SELECT COUNT(Units) AS UnitCount,



   AVG(Units) AS UnitAvg,



   SUM(Units) AS UnitSum,



   MIN(Units) AS UnitMin,



   MAX(Units) AS UnitMax



   FROM BookSales



   WHERE Qtr = 1

Figure 9.16

Using the WHERE clause to limit the scope of aggregate functions.

Using Visual Basic Functions in a SELECT Statement

When you call the Microsoft Access JET database engine from within a Visual Basic program, you can use any valid Visual Basic functions as part of the SQL statement. For example, if you want to create a result set with a column that holds only the first three characters of a field in the underlying table, you could use the Visual Basic Left$ function as part of your column list in the SELECT...FROM statement, in the following line (see Figure 9.17).

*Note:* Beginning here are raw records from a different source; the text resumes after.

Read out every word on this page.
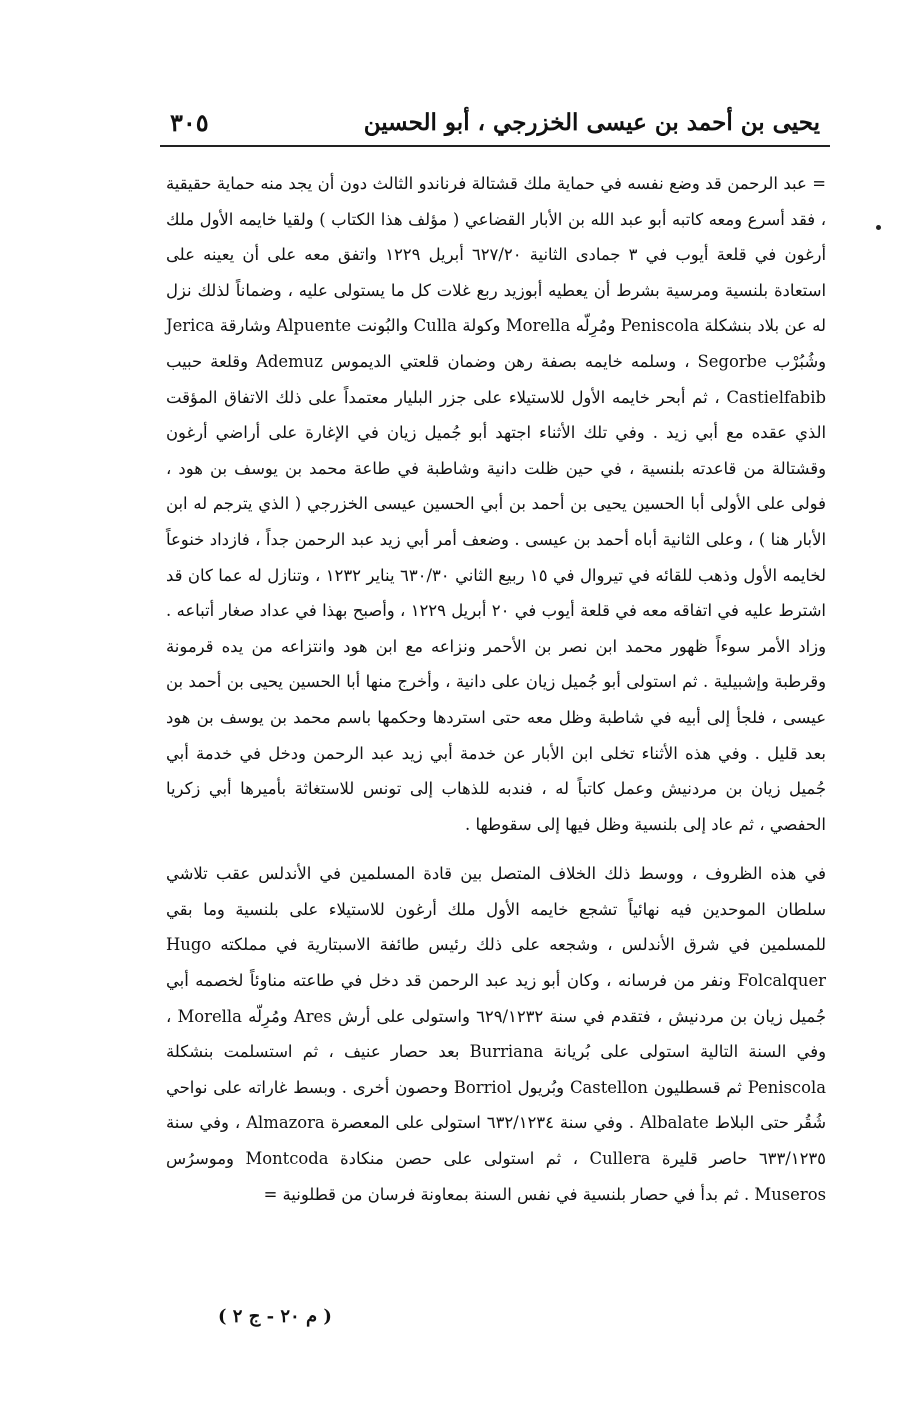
يحيى بن أحمد بن عيسى الخزرجي ، أبو الحسين
٣٠٥

= عبد الرحمن قد وضع نفسه في حماية ملك قشتالة فرناندو الثالث دون أن يجد منه حماية حقيقية ، فقد أسرع ومعه كاتبه أبو عبد الله بن الأبار القضاعي ( مؤلف هذا الكتاب ) ولقيا خايمه الأول ملك أرغون في قلعة أيوب في ٣ جمادى الثانية ٦٢٧/٢٠ أبريل ١٢٢٩ واتفق معه على أن يعينه على استعادة بلنسية ومرسية بشرط أن يعطيه أبوزيد ربع غلات كل ما يستولى عليه ، وضماناً لذلك نزل له عن بلاد بنشكلة Peniscola ومُرِلّه Morella وكولة Culla والبُونت Alpuente وشارقة Jerica وشُبُرْب Segorbe ، وسلمه خايمه بصفة رهن وضمان قلعتي الديموس Ademuz وقلعة حبيب Castielfabib ، ثم أبحر خايمه الأول للاستيلاء على جزر البليار معتمداً على ذلك الاتفاق المؤقت الذي عقده مع أبي زيد . وفي تلك الأثناء اجتهد أبو جُميل زيان في الإغارة على أراضي أرغون وقشتالة من قاعدته بلنسية ، في حين ظلت دانية وشاطبة في طاعة محمد بن يوسف بن هود ، فولى على الأولى أبا الحسين يحيى بن أحمد بن أبي الحسين عيسى الخزرجي ( الذي يترجم له ابن الأبار هنا ) ، وعلى الثانية أباه أحمد بن عيسى . وضعف أمر أبي زيد عبد الرحمن جداً ، فازداد خنوعاً لخايمه الأول وذهب للقائه في تيروال في ١٥ ربيع الثاني ٦٣٠/٣٠ يناير ١٢٣٢ ، وتنازل له عما كان قد اشترط عليه في اتفاقه معه في قلعة أيوب في ٢٠ أبريل ١٢٢٩ ، وأصبح بهذا في عداد صغار أتباعه . وزاد الأمر سوءاً ظهور محمد ابن نصر بن الأحمر ونزاعه مع ابن هود وانتزاعه من يده قرمونة وقرطبة وإشبيلية . ثم استولى أبو جُميل زيان على دانية ، وأخرج منها أبا الحسين يحيى بن أحمد بن عيسى ، فلجأ إلى أبيه في شاطبة وظل معه حتى استردها وحكمها باسم محمد بن يوسف بن هود بعد قليل . وفي هذه الأثناء تخلى ابن الأبار عن خدمة أبي زيد عبد الرحمن ودخل في خدمة أبي جُميل زيان بن مردنيش وعمل كاتباً له ، فندبه للذهاب إلى تونس للاستغاثة بأميرها أبي زكريا الحفصي ، ثم عاد إلى بلنسية وظل فيها إلى سقوطها .

في هذه الظروف ، ووسط ذلك الخلاف المتصل بين قادة المسلمين في الأندلس عقب تلاشي سلطان الموحدين فيه نهائياً تشجع خايمه الأول ملك أرغون للاستيلاء على بلنسية وما بقي للمسلمين في شرق الأندلس ، وشجعه على ذلك رئيس طائفة الاسبتارية في مملكته Hugo Folcalquer ونفر من فرسانه ، وكان أبو زيد عبد الرحمن قد دخل في طاعته مناوئاً لخصمه أبي جُميل زيان بن مردنيش ، فتقدم في سنة ٦٢٩/١٢٣٢ واستولى على أرش Ares ومُرِلّه Morella ، وفي السنة التالية استولى على بُريانة Burriana بعد حصار عنيف ، ثم استسلمت بنشكلة Peniscola ثم قسطليون Castellon وبُريول Borriol وحصون أخرى . وبسط غاراته على نواحي شُقُر حتى البلاط Albalate . وفي سنة ٦٣٢/١٢٣٤ استولى على المعصرة Almazora ، وفي سنة ٦٣٣/١٢٣٥ حاصر قليرة Cullera ، ثم استولى على حصن منكادة Montcoda وموسرُس Museros . ثم بدأ في حصار بلنسية في نفس السنة بمعاونة فرسان من قطلونية =

( م ٢٠ - ج ٢ )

SELECT Left$(Author,3), Author



   FROM Authors

Figure 9.17

Using Visual Basic functions in an SQL statement.

You can also use Visual Basic syntax to combine several data table columns into a single column in the result set. Enter and execute the following example and compare your results to Figure 9.18.





SELECT Name, City+", "+State+"  "+Zip AS ADDRESS



   FROM Publishers

Figure 9.18

Using Visual Basic syntax to combine columns.

You can also use Visual Basic functions as part of the WHERE clause in an SQL statement. The following example (see Figure 9.19) will only return rows that have the letter a as the second character in the Name column.





SELECT Name FROM Publishers



   WHERE Mid$(Name,2,1)="a"

Figure 9.19

Using Visual Basic functions in a SQL WHERE clause.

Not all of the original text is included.